This writeup walks through a team’s move from Apollo Federation to tRPC in TypeScript, including the mess-ups along the way and why they ended up with fewer bugs, faster.
“89% fewer bugs” is marketing until they show their math. If you rewrote a bunch of resolvers, cleaned up dead paths, and tightened logging at the same time, of course the bug count drops.
tRPC makes me twitchy for a different reason: it’s really easy to accidentally widen the API surface area. One “oh I’ll just reuse this procedure” and suddenly something that was meant to be server-internal is callable from the client, and TypeScript will happily certify it as “correct” while authz is missing.
I’d want to see how they enforced server-only boundaries (separate packages, build-time checks, whatever) and whether every procedure goes through deny-by-default auth middleware, not “remember to add it.”
Wait, when they say “67% faster, ” are they talking p95 handler time or actual end-to-end page load, because dropping GraphQL parsing/resolver fan-out is one thing but “we fixed N+1s and removed 3 redundant roundtrips per page” is a totally different win—did their DB/query shape stay basically the same in the before/after? honestly not sure on that bit.
Yeah “67% faster” is kind of meaningless without saying where they measured it — server p95 vs full page load can be two different worlds. i’ve seen teams claim big wins from “removing GraphQL overhead” but the real change was they quietly reshaped the queries and stopped doing a bunch of tiny fetches.
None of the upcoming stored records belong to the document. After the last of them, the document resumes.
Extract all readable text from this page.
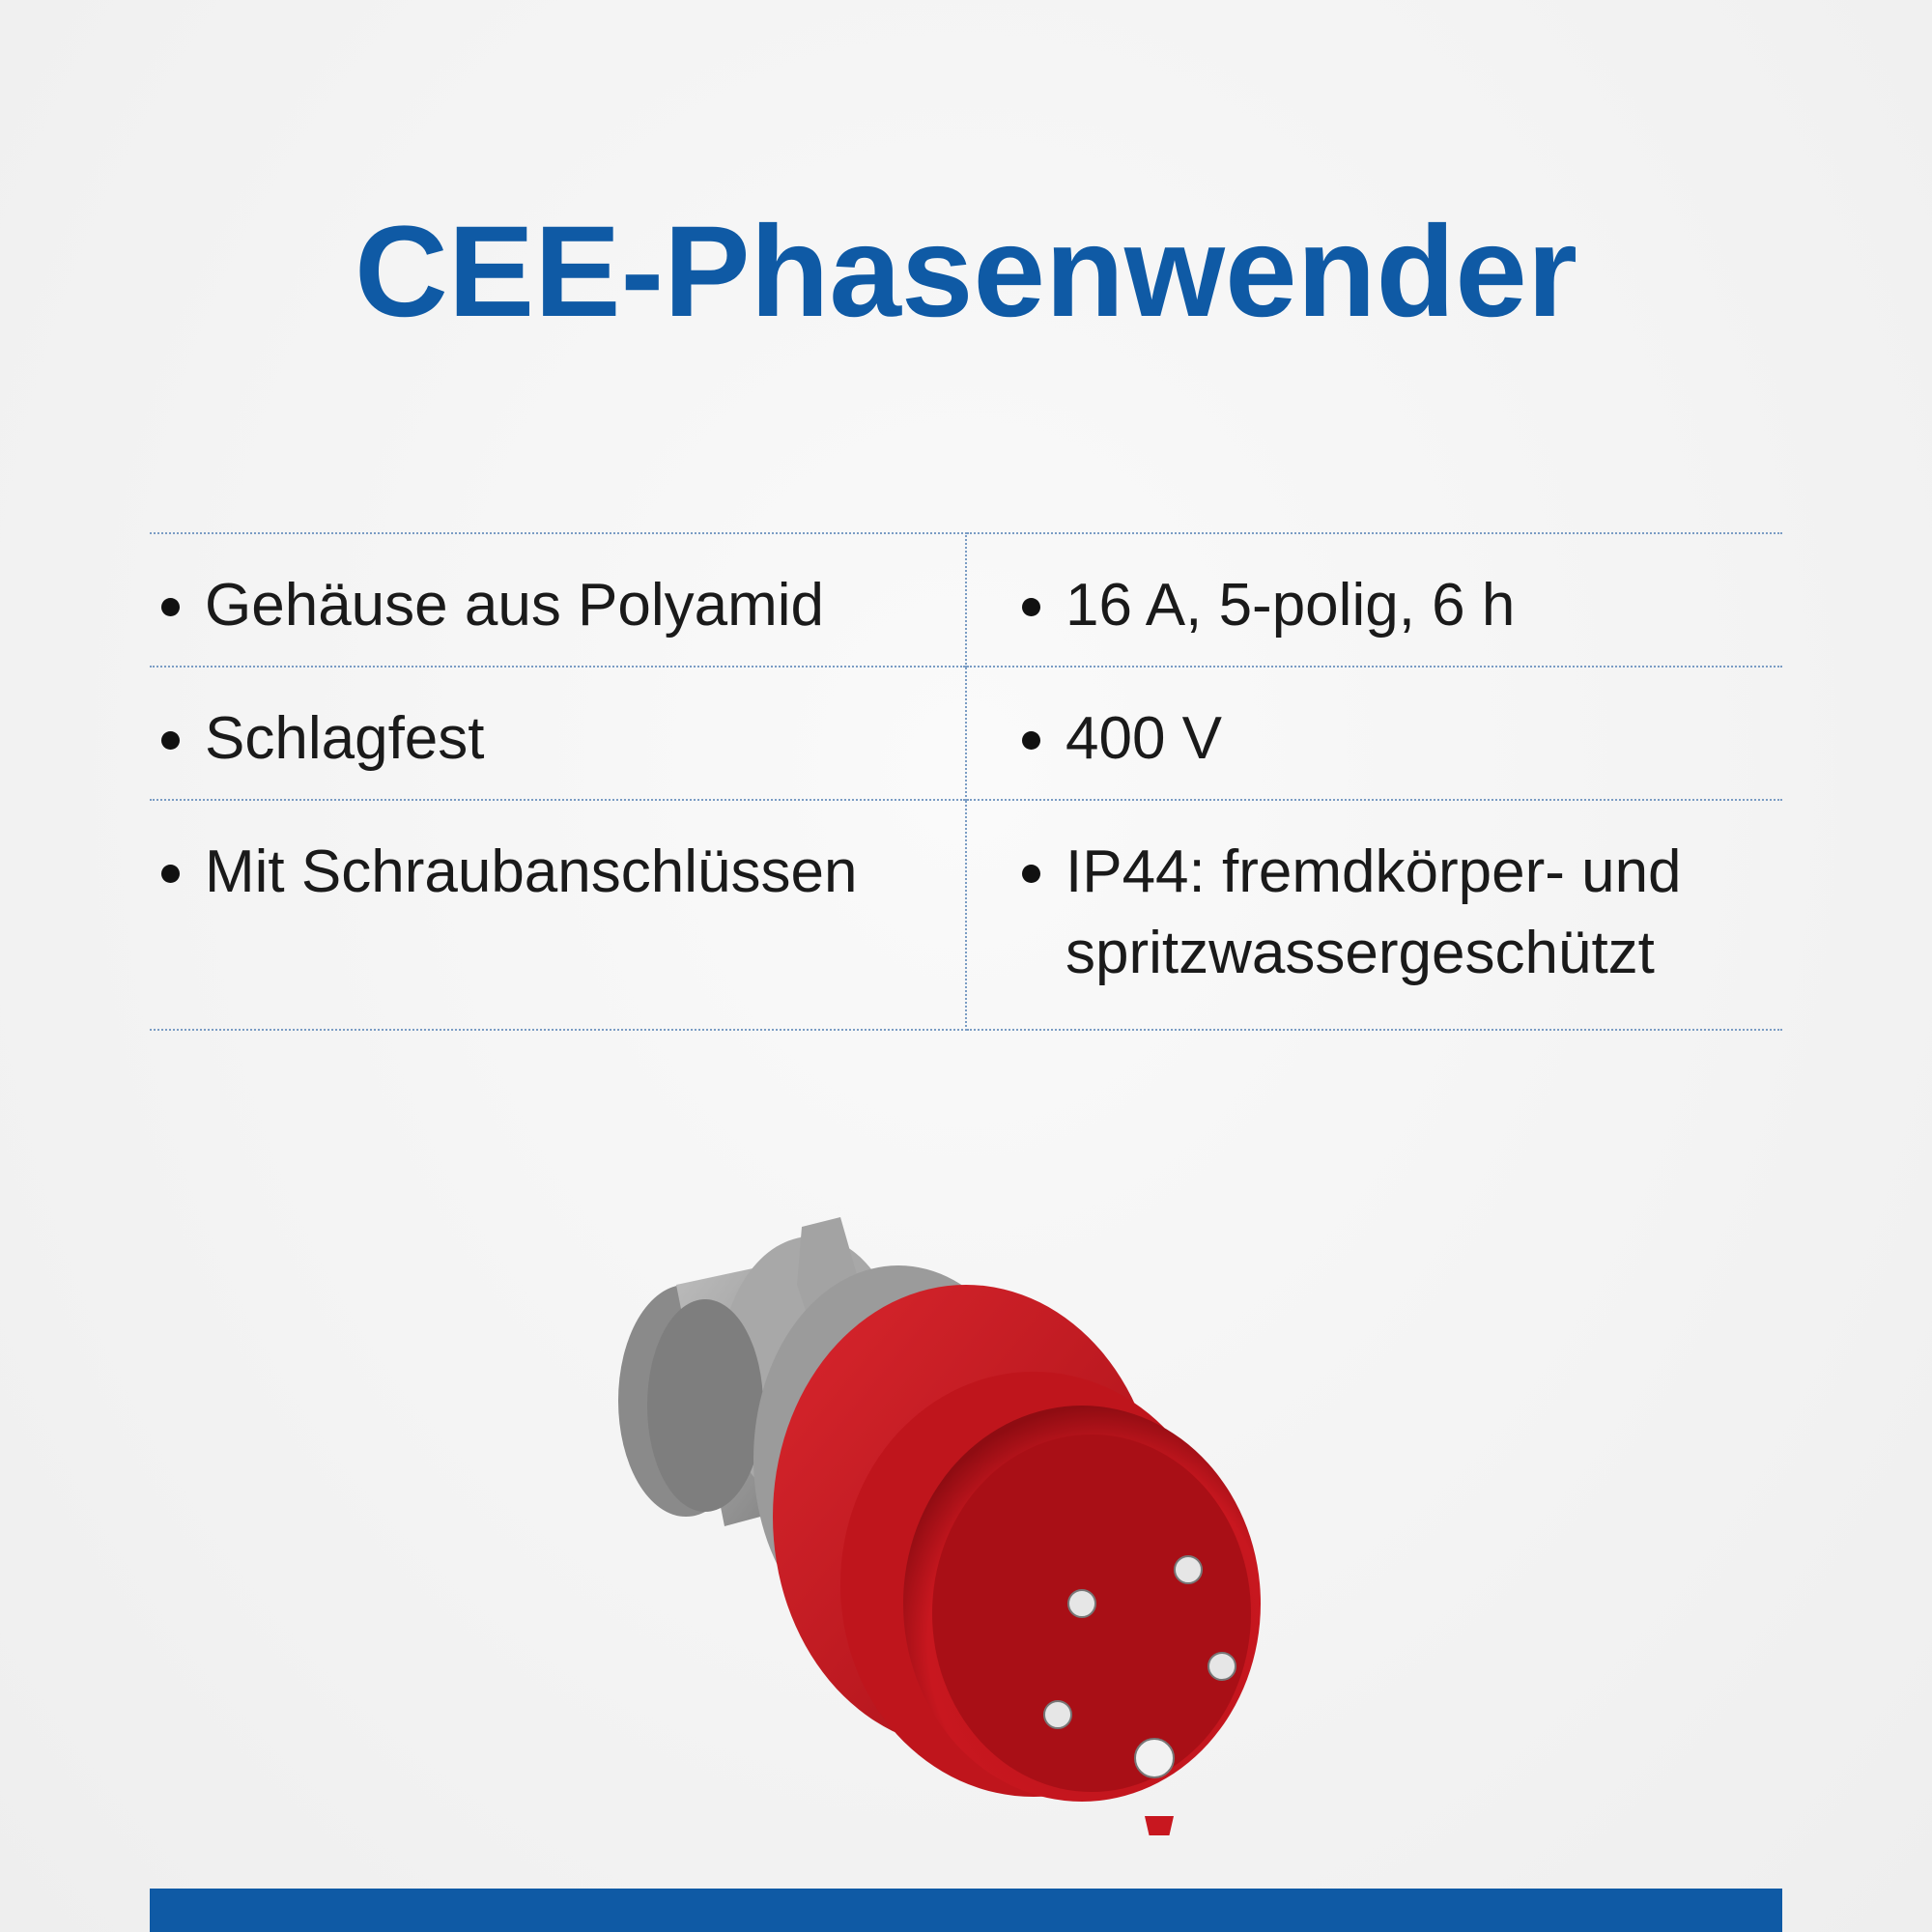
CEE-Phasenwender
Gehäuse aus Polyamid	16 A, 5-polig, 6 h

Schlagfest	400 V

Mit Schraubanschlüssen	IP44: fremdkörper- und spritzwassergeschützt
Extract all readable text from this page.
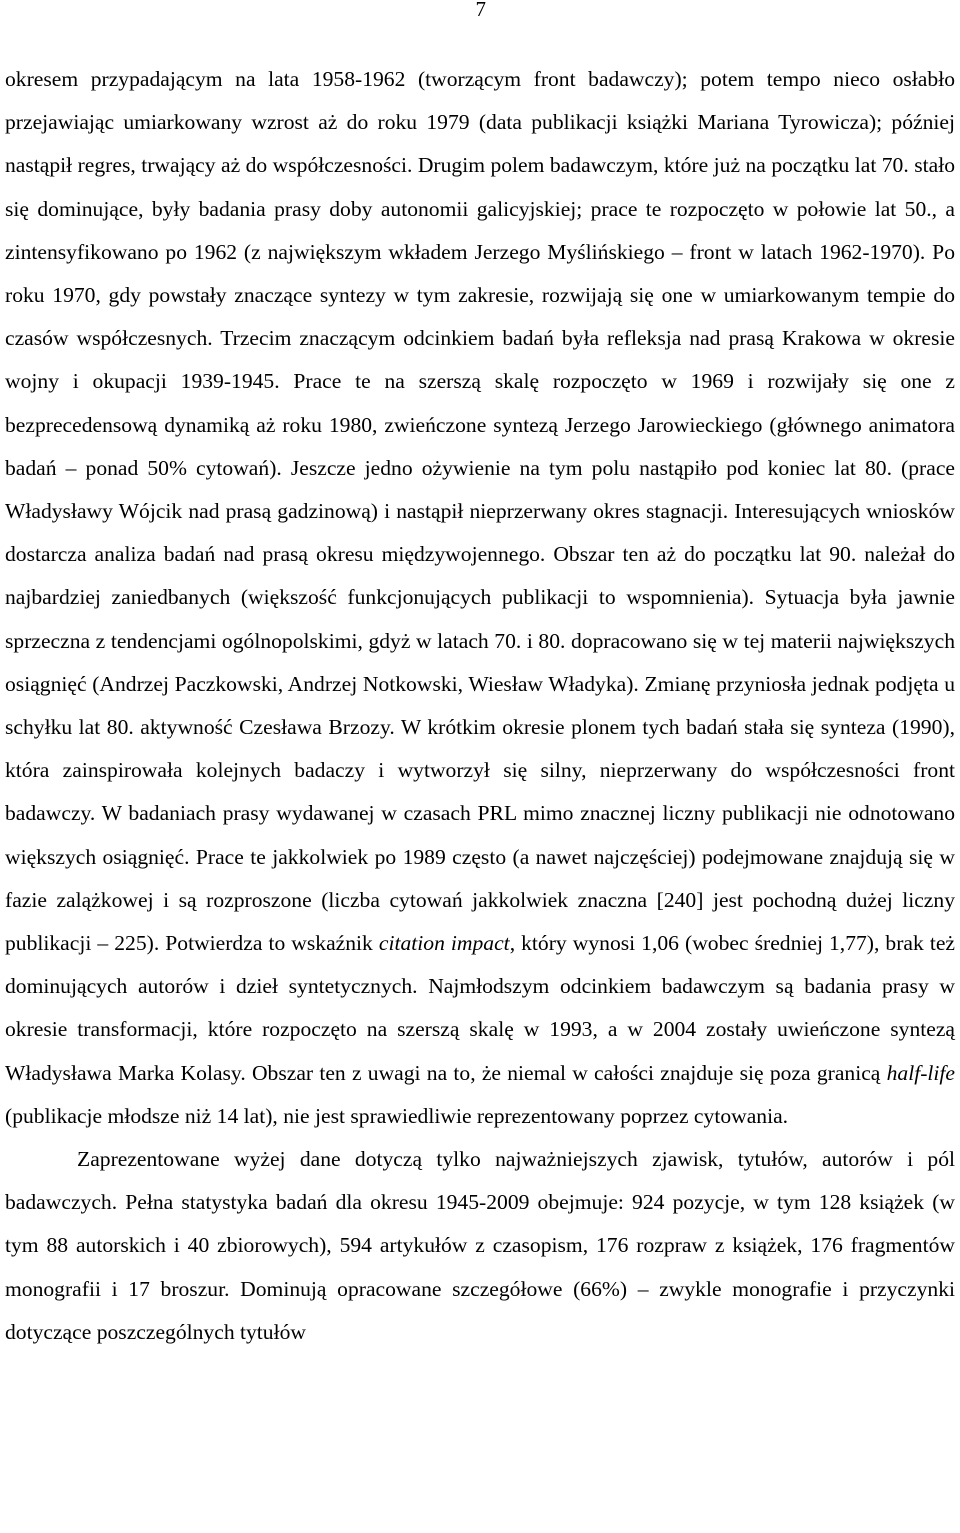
7

okresem przypadającym na lata 1958-1962 (tworzącym front badawczy); potem tempo nieco osłabło przejawiając umiarkowany wzrost aż do roku 1979 (data publikacji książki Mariana Tyrowicza); później nastąpił regres, trwający aż do współczesności. Drugim polem badawczym, które już na początku lat 70. stało się dominujące, były badania prasy doby autonomii galicyjskiej; prace te rozpoczęto w połowie lat 50., a zintensyfikowano po 1962 (z największym wkładem Jerzego Myślińskiego – front w latach 1962-1970). Po roku 1970, gdy powstały znaczące syntezy w tym zakresie, rozwijają się one w umiarkowanym tempie do czasów współczesnych. Trzecim znaczącym odcinkiem badań była refleksja nad prasą Krakowa w okresie wojny i okupacji 1939-1945. Prace te na szerszą skalę rozpoczęto w 1969 i rozwijały się one z bezprecedensową dynamiką aż roku 1980, zwieńczone syntezą Jerzego Jarowieckiego (głównego animatora badań – ponad 50% cytowań). Jeszcze jedno ożywienie na tym polu nastąpiło pod koniec lat 80. (prace Władysławy Wójcik nad prasą gadzinową) i nastąpił nieprzerwany okres stagnacji. Interesujących wniosków dostarcza analiza badań nad prasą okresu międzywojennego. Obszar ten aż do początku lat 90. należał do najbardziej zaniedbanych (większość funkcjonujących publikacji to wspomnienia). Sytuacja była jawnie sprzeczna z tendencjami ogólnopolskimi, gdyż w latach 70. i 80. dopracowano się w tej materii największych osiągnięć (Andrzej Paczkowski, Andrzej Notkowski, Wiesław Władyka). Zmianę przyniosła jednak podjęta u schyłku lat 80. aktywność Czesława Brzozy. W krótkim okresie plonem tych badań stała się synteza (1990), która zainspirowała kolejnych badaczy i wytworzył się silny, nieprzerwany do współczesności front badawczy. W badaniach prasy wydawanej w czasach PRL mimo znacznej liczny publikacji nie odnotowano większych osiągnięć. Prace te jakkolwiek po 1989 często (a nawet najczęściej) podejmowane znajdują się w fazie zalążkowej i są rozproszone (liczba cytowań jakkolwiek znaczna [240] jest pochodną dużej liczny publikacji – 225). Potwierdza to wskaźnik citation impact, który wynosi 1,06 (wobec średniej 1,77), brak też dominujących autorów i dzieł syntetycznych. Najmłodszym odcinkiem badawczym są badania prasy w okresie transformacji, które rozpoczęto na szerszą skalę w 1993, a w 2004 zostały uwieńczone syntezą Władysława Marka Kolasy. Obszar ten z uwagi na to, że niemal w całości znajduje się poza granicą half-life (publikacje młodsze niż 14 lat), nie jest sprawiedliwie reprezentowany poprzez cytowania.

Zaprezentowane wyżej dane dotyczą tylko najważniejszych zjawisk, tytułów, autorów i pól badawczych. Pełna statystyka badań dla okresu 1945-2009 obejmuje: 924 pozycje, w tym 128 książek (w tym 88 autorskich i 40 zbiorowych), 594 artykułów z czasopism, 176 rozpraw z książek, 176 fragmentów monografii i 17 broszur. Dominują opracowane szczegółowe (66%) – zwykle monografie i przyczynki dotyczące poszczególnych tytułów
Okay so yeah, “67% faster” without the measurement point is basically marketing copy — I’ve watched “API is faster now” translate to “we fixed N+1 and cached a resolver” more times than I can count. In migrations like this I mostly want to see end-to-end numbers (route TTFB/LCP) plus server p95, because you can absolutely move latency around in the signal chain and still call it a win.
“67% faster” is meaningless unless they say where they started the stopwatch and where they stopped it. I’ve watched teams shave p95 on the server and then quietly pay it back in client CPU (validation/serialization) and end up with worse LCP for actual users.
“67% faster” without start/stop points is basically a marketing number. I’ve seen teams celebrate a p95 win on the server, then the client quietly eats the cost in parsing/validation/serialization and you end up with worse LCP/INP for real users.